Martha Reeves Picked An Unfortunate Time To Perform For The Alabama House Of Representatives

“All we need is music, sweet music.” Motown legend Martha Reeves, longtime leader of Martha And The Vandellas, sang that song on her group’s immortal 1964 hit “Dancing In The Street.” That’s a great line! It’s also not actually true! We also need things like food and shelter, and many of us need basic reproductive freedoms. Yesterday morning, Reeves sang that very same line to a room full of people who are working hard to end those freedoms.

Last week, Alabama Governor Kay Ivey signed a new law that will ban almost all abortions in Alabama. Abortions will even be prohibited in cases of rape and incest. Doctors who perform abortions could face up to 99 years in prison. It’s the most restrictive abortion law in the United States. The law seems expressly designed to lead to a Supreme Court battle, one that could lead to the overturning of Roe Vs. Wade, now that the Supreme Court is dominated by hardline conservatives.

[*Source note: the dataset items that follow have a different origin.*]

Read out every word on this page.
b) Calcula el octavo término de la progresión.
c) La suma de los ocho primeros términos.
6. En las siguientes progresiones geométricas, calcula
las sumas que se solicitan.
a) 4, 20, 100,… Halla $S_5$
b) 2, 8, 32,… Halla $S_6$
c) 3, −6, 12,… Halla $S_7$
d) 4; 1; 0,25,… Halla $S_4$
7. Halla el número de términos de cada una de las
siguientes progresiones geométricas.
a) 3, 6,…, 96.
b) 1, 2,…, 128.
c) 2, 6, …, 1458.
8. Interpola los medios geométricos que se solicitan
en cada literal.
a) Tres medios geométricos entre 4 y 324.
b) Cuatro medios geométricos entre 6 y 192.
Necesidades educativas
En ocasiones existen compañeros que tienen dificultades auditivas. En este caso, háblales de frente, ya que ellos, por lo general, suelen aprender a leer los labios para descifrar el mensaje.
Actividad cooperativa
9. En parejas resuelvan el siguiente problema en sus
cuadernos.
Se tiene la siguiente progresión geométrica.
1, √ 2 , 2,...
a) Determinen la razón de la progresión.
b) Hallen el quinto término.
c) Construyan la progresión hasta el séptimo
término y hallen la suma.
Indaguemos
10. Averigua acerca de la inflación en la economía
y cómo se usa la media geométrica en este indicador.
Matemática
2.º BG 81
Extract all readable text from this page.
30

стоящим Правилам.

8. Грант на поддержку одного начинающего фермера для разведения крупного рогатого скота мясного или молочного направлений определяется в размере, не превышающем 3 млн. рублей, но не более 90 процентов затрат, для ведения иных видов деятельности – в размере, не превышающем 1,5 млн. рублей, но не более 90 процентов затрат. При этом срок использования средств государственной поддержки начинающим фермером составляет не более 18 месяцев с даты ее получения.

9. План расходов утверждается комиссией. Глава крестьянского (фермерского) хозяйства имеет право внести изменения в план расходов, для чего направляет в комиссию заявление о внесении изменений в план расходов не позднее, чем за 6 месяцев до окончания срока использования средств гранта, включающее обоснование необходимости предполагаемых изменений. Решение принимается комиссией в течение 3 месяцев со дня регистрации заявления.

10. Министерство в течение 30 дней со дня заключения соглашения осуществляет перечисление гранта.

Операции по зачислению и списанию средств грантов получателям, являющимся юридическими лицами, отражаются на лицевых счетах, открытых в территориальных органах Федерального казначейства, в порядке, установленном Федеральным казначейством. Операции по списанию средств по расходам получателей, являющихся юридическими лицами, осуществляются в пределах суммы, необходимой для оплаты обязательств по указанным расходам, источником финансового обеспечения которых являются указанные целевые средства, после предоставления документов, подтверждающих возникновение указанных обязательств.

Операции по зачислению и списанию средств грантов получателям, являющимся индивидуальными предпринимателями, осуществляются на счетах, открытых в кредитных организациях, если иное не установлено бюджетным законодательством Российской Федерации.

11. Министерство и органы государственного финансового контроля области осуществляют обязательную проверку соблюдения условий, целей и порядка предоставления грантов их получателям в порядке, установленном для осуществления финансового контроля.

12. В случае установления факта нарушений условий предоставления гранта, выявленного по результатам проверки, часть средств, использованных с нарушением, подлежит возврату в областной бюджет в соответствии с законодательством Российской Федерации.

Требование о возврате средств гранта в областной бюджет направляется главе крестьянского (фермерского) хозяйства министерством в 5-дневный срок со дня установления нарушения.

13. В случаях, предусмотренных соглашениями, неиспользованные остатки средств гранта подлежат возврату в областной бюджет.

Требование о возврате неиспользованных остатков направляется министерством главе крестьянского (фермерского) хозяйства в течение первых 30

Yesterday morning, Martha Reeves sang for the Alabama House Of Representatives, the very same body that just passed that law and sent it to Ivey’s desk. As Billboard reports, Reeves, a native of the Alabama town of Eufaula, was back in her home state to accept the Distinguished Artists Award from the Alabama State Council On The Arts. While she was there, Reeves sang the Lord’s Prayer and, upon request, gave an impromptu a cappella performance of “Dancing In The Streets.” The members of the Alabama House Of Representatives got up to dance along. Here, look at these ghouls:

That very same morning, as the Hill reports, the Alabama House passed a new law that will send doctors to prison for 20 years if they don’t attempt to save the lives of babies born after attempted abortions. (Late-term abortions were already illegal in the state, so it’s pure grandstanding, but that’s what these people are about.)